Har*_*Koo 4 json scala apache-spark apache-spark-sql
在Spark SQL中,我可以使用
val spark = SparkSession
.builder()
.appName("SparkSessionZipsExample")
.master("local")
.config("spark.sql.warehouse.dir", "warehouseLocation-value")
.getOrCreate()
val df = spark.read.json("source/myRecords.json")
df.createOrReplaceTempView("shipment")
val sqlDF = spark.sql("SELECT * FROM shipment")
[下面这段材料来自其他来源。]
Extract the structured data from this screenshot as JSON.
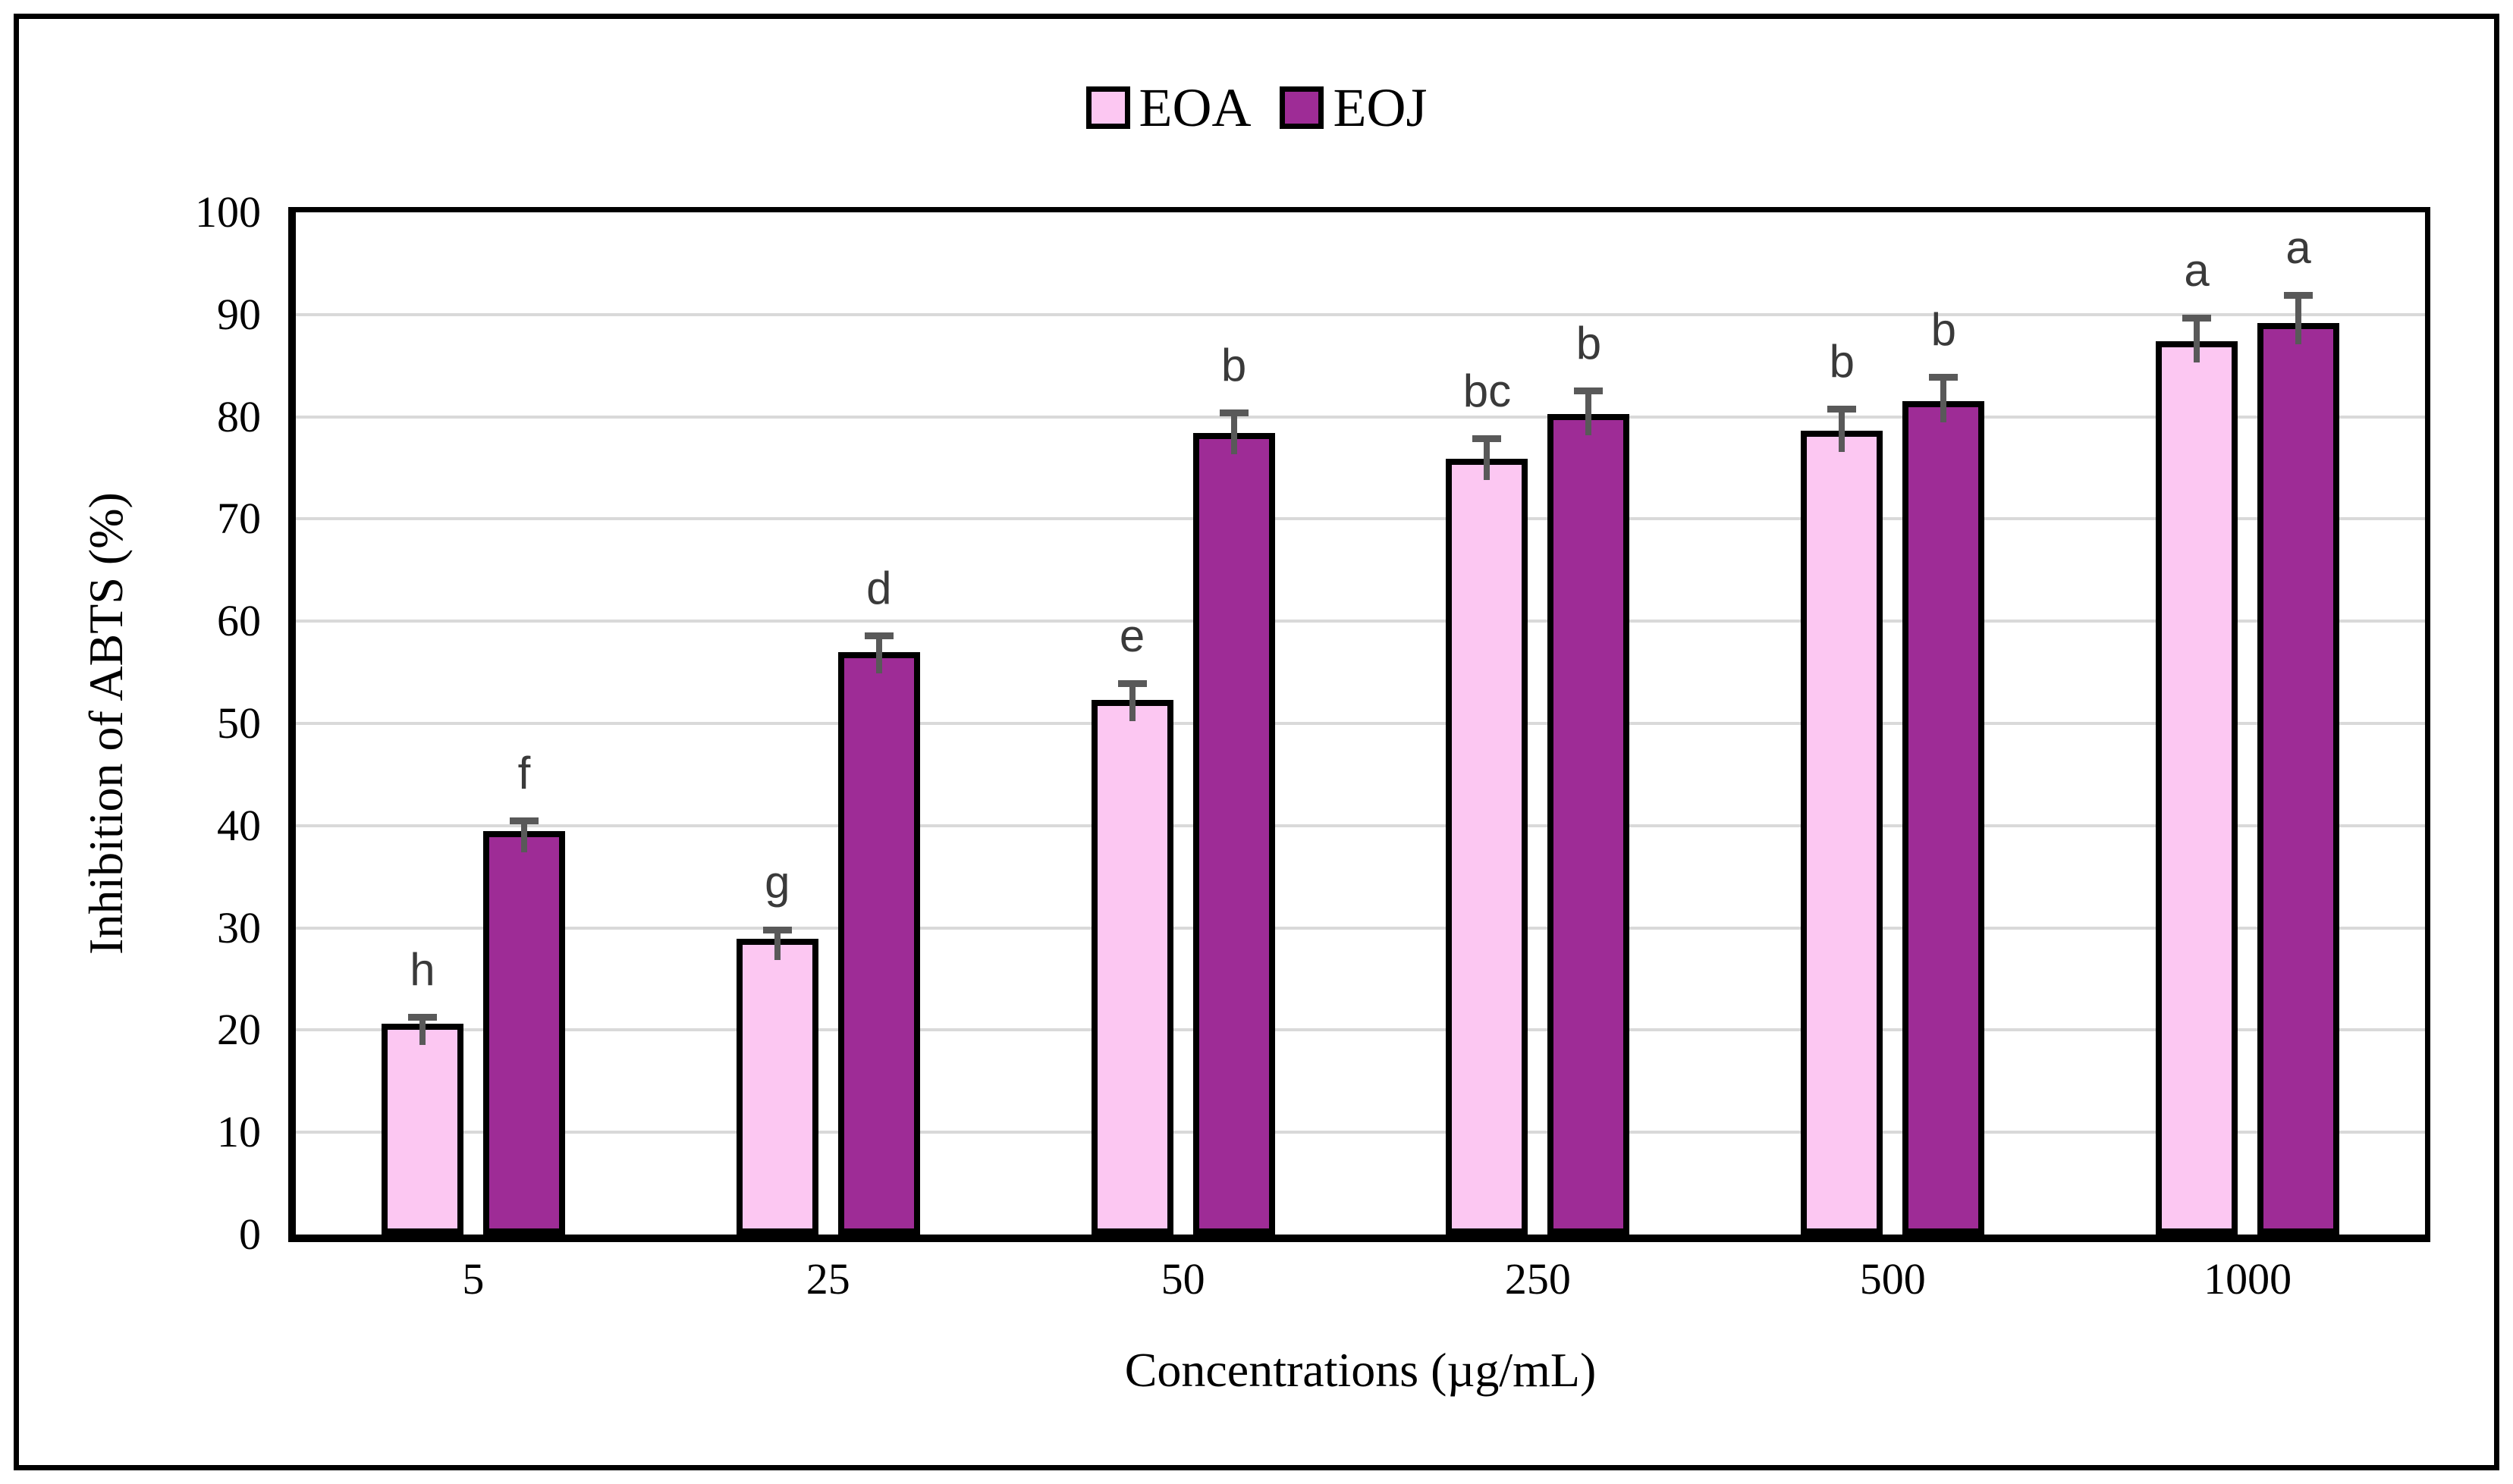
{
  "figure": {
    "background": "#ffffff",
    "frame_color": "#000000",
    "axis_color": "#000000"
  },
  "legend": {
    "position": "top-center",
    "items": [
      {
        "label": "EOA",
        "color": "#fcc7f2"
      },
      {
        "label": "EOJ",
        "color": "#9e2c96"
      }
    ]
  },
  "chart_data": {
    "type": "bar",
    "title": "",
    "xlabel": "Concentrations (µg/mL)",
    "ylabel": "Inhibition of ABTS (%)",
    "categories": [
      "5",
      "25",
      "50",
      "250",
      "500",
      "1000"
    ],
    "series": [
      {
        "name": "EOA",
        "color": "#fcc7f2",
        "values": [
          20.6,
          28.9,
          52.3,
          75.9,
          78.6,
          87.4
        ],
        "errors": [
          0.7,
          0.9,
          1.6,
          2.0,
          2.2,
          2.3
        ],
        "letters": [
          "h",
          "g",
          "e",
          "bc",
          "b",
          "a"
        ]
      },
      {
        "name": "EOJ",
        "color": "#9e2c96",
        "values": [
          39.5,
          57.0,
          78.4,
          80.3,
          81.5,
          89.2
        ],
        "errors": [
          1.0,
          1.6,
          2.0,
          2.3,
          2.4,
          2.7
        ],
        "letters": [
          "f",
          "d",
          "b",
          "b",
          "b",
          "a"
        ]
      }
    ],
    "ylim": [
      0,
      100
    ],
    "ytick_step": 10,
    "yticks": [
      0,
      10,
      20,
      30,
      40,
      50,
      60,
      70,
      80,
      90,
      100
    ],
    "grid": "horizontal",
    "gridline_color": "#d9d9d9",
    "bar_border_color": "#000000",
    "error_bar_color": "#595959",
    "letter_color": "#3a3a3a",
    "legend_position": "top-center"
  }
}
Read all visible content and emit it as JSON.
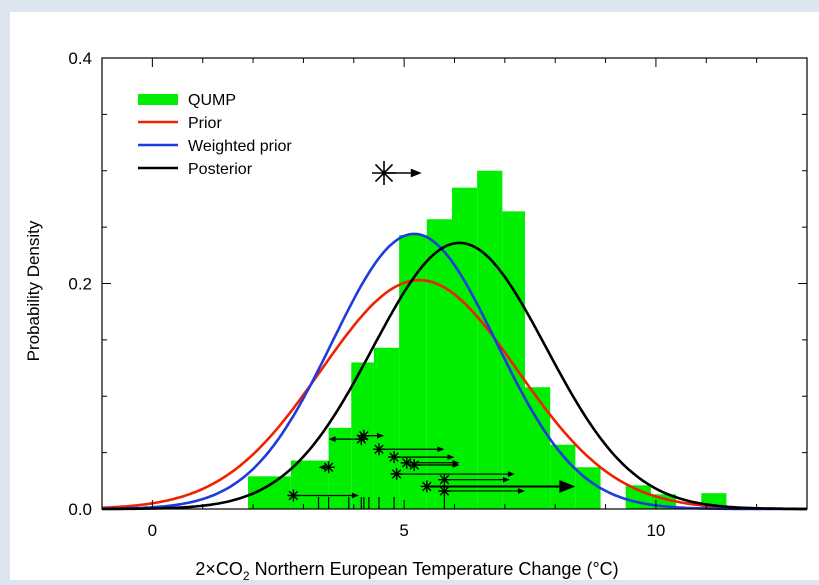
{
  "chart_data": {
    "type": "area",
    "xlabel": "2×CO",
    "xlabel_sub": "2",
    "xlabel_rest": " Northern European Temperature Change (°C)",
    "ylabel": "Probability Density",
    "xlim": [
      -1,
      13
    ],
    "ylim": [
      0,
      0.4
    ],
    "xticks": [
      0,
      5,
      10
    ],
    "xtick_labels": [
      "0",
      "5",
      "10"
    ],
    "yticks": [
      0.0,
      0.2,
      0.4
    ],
    "ytick_labels": [
      "0.0",
      "0.2",
      "0.4"
    ],
    "legend_position": "top-left",
    "legend": [
      {
        "label": "QUMP",
        "color": "#00ee00",
        "kind": "bar"
      },
      {
        "label": "Prior",
        "color": "#ee2200",
        "kind": "line"
      },
      {
        "label": "Weighted prior",
        "color": "#1e3cdc",
        "kind": "line"
      },
      {
        "label": "Posterior",
        "color": "#000000",
        "kind": "line"
      }
    ],
    "histogram": {
      "name": "QUMP",
      "color": "#00ee00",
      "bins": [
        {
          "x0": 1.9,
          "x1": 2.75,
          "y": 0.029
        },
        {
          "x0": 2.75,
          "x1": 3.5,
          "y": 0.043
        },
        {
          "x0": 3.5,
          "x1": 3.95,
          "y": 0.072
        },
        {
          "x0": 3.95,
          "x1": 4.4,
          "y": 0.13
        },
        {
          "x0": 4.4,
          "x1": 4.9,
          "y": 0.143
        },
        {
          "x0": 4.9,
          "x1": 5.45,
          "y": 0.243
        },
        {
          "x0": 5.45,
          "x1": 5.95,
          "y": 0.257
        },
        {
          "x0": 5.95,
          "x1": 6.45,
          "y": 0.285
        },
        {
          "x0": 6.45,
          "x1": 6.95,
          "y": 0.3
        },
        {
          "x0": 6.95,
          "x1": 7.4,
          "y": 0.264
        },
        {
          "x0": 7.4,
          "x1": 7.9,
          "y": 0.108
        },
        {
          "x0": 7.9,
          "x1": 8.4,
          "y": 0.057
        },
        {
          "x0": 8.4,
          "x1": 8.9,
          "y": 0.037
        },
        {
          "x0": 9.4,
          "x1": 9.9,
          "y": 0.021
        },
        {
          "x0": 9.9,
          "x1": 10.4,
          "y": 0.013
        },
        {
          "x0": 10.9,
          "x1": 11.4,
          "y": 0.014
        }
      ]
    },
    "series": [
      {
        "name": "Prior",
        "color": "#ee2200",
        "distribution": "normal",
        "mean": 5.3,
        "sd": 1.95,
        "peak": 0.203
      },
      {
        "name": "Weighted prior",
        "color": "#1e3cdc",
        "distribution": "normal",
        "mean": 5.2,
        "sd": 1.63,
        "peak": 0.244
      },
      {
        "name": "Posterior",
        "color": "#000000",
        "distribution": "normal",
        "mean": 6.1,
        "sd": 1.72,
        "peak": 0.236
      }
    ],
    "annotations": {
      "top_star": {
        "x": 4.6,
        "y": 0.298,
        "arrow_to": 5.35
      },
      "obs_stars": [
        {
          "x": 2.8,
          "y": 0.012,
          "arrow_to": 4.1
        },
        {
          "x": 3.5,
          "y": 0.037,
          "arrow_to": 3.3
        },
        {
          "x": 4.15,
          "y": 0.062,
          "arrow_to": 3.5
        },
        {
          "x": 4.2,
          "y": 0.065,
          "arrow_to": 4.6
        },
        {
          "x": 4.5,
          "y": 0.053,
          "arrow_to": 5.8
        },
        {
          "x": 4.8,
          "y": 0.046,
          "arrow_to": 6.0
        },
        {
          "x": 5.05,
          "y": 0.041,
          "arrow_to": 6.1
        },
        {
          "x": 5.2,
          "y": 0.039,
          "arrow_to": 6.1
        },
        {
          "x": 4.85,
          "y": 0.031,
          "arrow_to": 7.2
        },
        {
          "x": 5.8,
          "y": 0.026,
          "arrow_to": 7.1
        },
        {
          "x": 5.45,
          "y": 0.02,
          "arrow_to": 8.4
        },
        {
          "x": 5.8,
          "y": 0.016,
          "arrow_to": 7.4
        }
      ],
      "rug_x": [
        3.3,
        3.5,
        3.9,
        4.15,
        4.2,
        4.3,
        4.5,
        4.8,
        5.8
      ]
    }
  }
}
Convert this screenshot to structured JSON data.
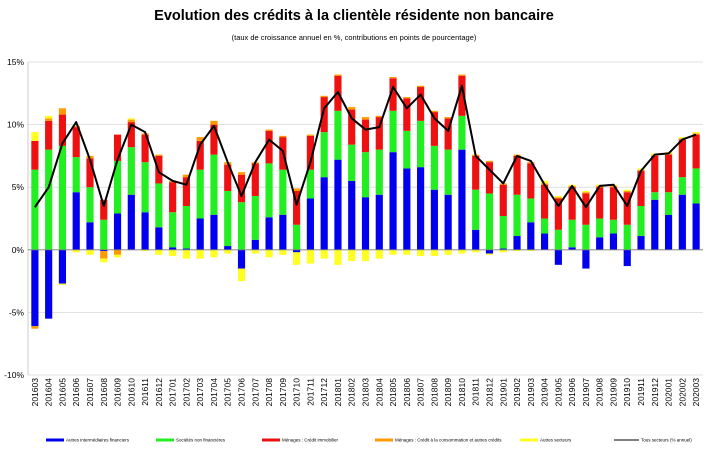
{
  "chart_data": {
    "type": "bar",
    "title": "Evolution  des crédits à la clientèle résidente non bancaire",
    "subtitle": "(taux de croissance annuel en %, contributions en points de pourcentage)",
    "ylim": [
      -10,
      15
    ],
    "yticks": [
      "-10%",
      "-5%",
      "0%",
      "5%",
      "10%",
      "15%"
    ],
    "ytick_values": [
      -10,
      -5,
      0,
      5,
      10,
      15
    ],
    "grid": true,
    "legend_position": "bottom",
    "categories": [
      "201603",
      "201604",
      "201605",
      "201606",
      "201607",
      "201608",
      "201609",
      "201610",
      "201611",
      "201612",
      "201701",
      "201702",
      "201703",
      "201704",
      "201705",
      "201706",
      "201707",
      "201708",
      "201709",
      "201710",
      "201711",
      "201712",
      "201801",
      "201802",
      "201803",
      "201804",
      "201805",
      "201806",
      "201807",
      "201808",
      "201809",
      "201810",
      "201811",
      "201812",
      "201901",
      "201902",
      "201903",
      "201904",
      "201905",
      "201906",
      "201907",
      "201908",
      "201909",
      "201910",
      "201911",
      "201912",
      "202001",
      "202002",
      "202003"
    ],
    "series": [
      {
        "name": "Autres intermédiaires financiers",
        "color": "#0000EE",
        "values": [
          -6.1,
          -5.5,
          -2.7,
          4.6,
          2.2,
          -0.1,
          2.9,
          4.4,
          3.0,
          1.8,
          0.2,
          0.1,
          2.5,
          2.8,
          0.3,
          -1.5,
          0.8,
          2.6,
          2.8,
          -0.2,
          4.1,
          5.8,
          7.2,
          5.5,
          4.2,
          4.4,
          7.8,
          6.5,
          6.6,
          4.8,
          4.4,
          8.0,
          1.6,
          -0.3,
          0.1,
          1.1,
          2.2,
          1.3,
          -1.2,
          0.2,
          -1.5,
          1.0,
          1.3,
          -1.3,
          1.1,
          4.0,
          2.8,
          4.4,
          3.7
        ]
      },
      {
        "name": "Sociétés non financières",
        "color": "#22EE22",
        "values": [
          6.4,
          8.0,
          8.3,
          2.8,
          2.8,
          2.4,
          4.2,
          3.8,
          4.0,
          3.5,
          2.8,
          3.4,
          3.9,
          4.8,
          4.4,
          3.8,
          3.5,
          4.3,
          3.6,
          2.0,
          2.3,
          3.6,
          3.9,
          2.9,
          3.6,
          3.6,
          3.3,
          3.0,
          3.7,
          3.5,
          3.6,
          2.7,
          3.2,
          4.5,
          2.6,
          3.3,
          1.9,
          1.2,
          1.6,
          2.2,
          2.0,
          1.5,
          1.1,
          2.0,
          2.4,
          0.6,
          1.8,
          1.4,
          2.8
        ]
      },
      {
        "name": "Ménages : Crédit immobilier",
        "color": "#EE1111",
        "values": [
          2.3,
          2.3,
          2.5,
          2.4,
          2.3,
          1.6,
          2.1,
          2.0,
          2.2,
          2.2,
          2.4,
          2.3,
          2.3,
          2.4,
          2.1,
          2.2,
          2.6,
          2.6,
          2.6,
          2.7,
          2.7,
          2.8,
          2.8,
          2.8,
          2.6,
          2.6,
          2.6,
          2.6,
          2.7,
          2.7,
          2.5,
          3.2,
          2.7,
          2.5,
          2.5,
          3.1,
          2.8,
          2.7,
          2.5,
          2.6,
          2.5,
          2.5,
          2.6,
          2.6,
          2.8,
          2.9,
          3.0,
          3.0,
          2.7
        ]
      },
      {
        "name": "Ménages : Crédit à la consommation et autres crédits",
        "color": "#FF9900",
        "values": [
          -0.2,
          0.2,
          0.5,
          0.1,
          0.2,
          -0.6,
          -0.4,
          0.2,
          0.1,
          0.1,
          0.1,
          0.2,
          0.3,
          0.3,
          0.2,
          0.2,
          0.1,
          0.1,
          0.1,
          0.2,
          0.1,
          0.1,
          0.1,
          0.2,
          0.2,
          0.1,
          0.1,
          0.1,
          0.1,
          0.1,
          0.1,
          0.1,
          0.1,
          0.1,
          0.1,
          0.1,
          0.1,
          0.1,
          0.1,
          0.1,
          0.1,
          0.1,
          0.1,
          0.1,
          0.1,
          0.1,
          0.1,
          0.1,
          0.1
        ]
      },
      {
        "name": "Autres secteurs",
        "color": "#FFFF22",
        "values": [
          0.7,
          0.2,
          -0.1,
          -0.2,
          -0.4,
          -0.3,
          -0.2,
          0.1,
          -0.1,
          -0.4,
          -0.5,
          -0.7,
          -0.7,
          -0.6,
          -0.3,
          -1.0,
          -0.3,
          -0.6,
          -0.4,
          -1.0,
          -1.1,
          -0.7,
          -1.2,
          -0.9,
          -0.9,
          -0.7,
          -0.4,
          -0.4,
          -0.5,
          -0.5,
          -0.4,
          -0.3,
          -0.2,
          -0.1,
          -0.2,
          -0.1,
          -0.1,
          0.2,
          0.1,
          0.1,
          0.1,
          0.1,
          0.1,
          0.1,
          0.1,
          0.1,
          0.1,
          0.1,
          0.1
        ]
      },
      {
        "name": "Tous secteurs (% annuel)",
        "color": "#000000",
        "type": "line",
        "values": [
          3.4,
          5.0,
          8.5,
          10.2,
          7.2,
          3.5,
          7.2,
          10.0,
          9.4,
          6.2,
          5.5,
          5.2,
          8.4,
          9.9,
          7.0,
          4.3,
          7.0,
          8.8,
          7.9,
          3.6,
          7.0,
          11.3,
          12.6,
          10.5,
          9.6,
          9.8,
          13.0,
          11.3,
          12.4,
          10.5,
          9.5,
          13.1,
          7.5,
          6.4,
          5.3,
          7.5,
          7.1,
          5.2,
          3.5,
          5.1,
          3.4,
          5.1,
          5.2,
          3.5,
          6.3,
          7.6,
          7.7,
          8.8,
          9.2
        ]
      }
    ]
  }
}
从"myRecords.json"获取数据,这个json文件的结构是:
df.printSchema()
root
|-- _id: struct (nullable = true)
| |-- $oid: string (nullable = true)
|-- container: struct (nullable = true)
| |-- barcode: string (nullable = true)
| |-- code: string (nullable = true)
我可以得到这个json的特定列,例如:
val sqlDF = spark.sql("SELECT container.barcode, container.code FROM shipment")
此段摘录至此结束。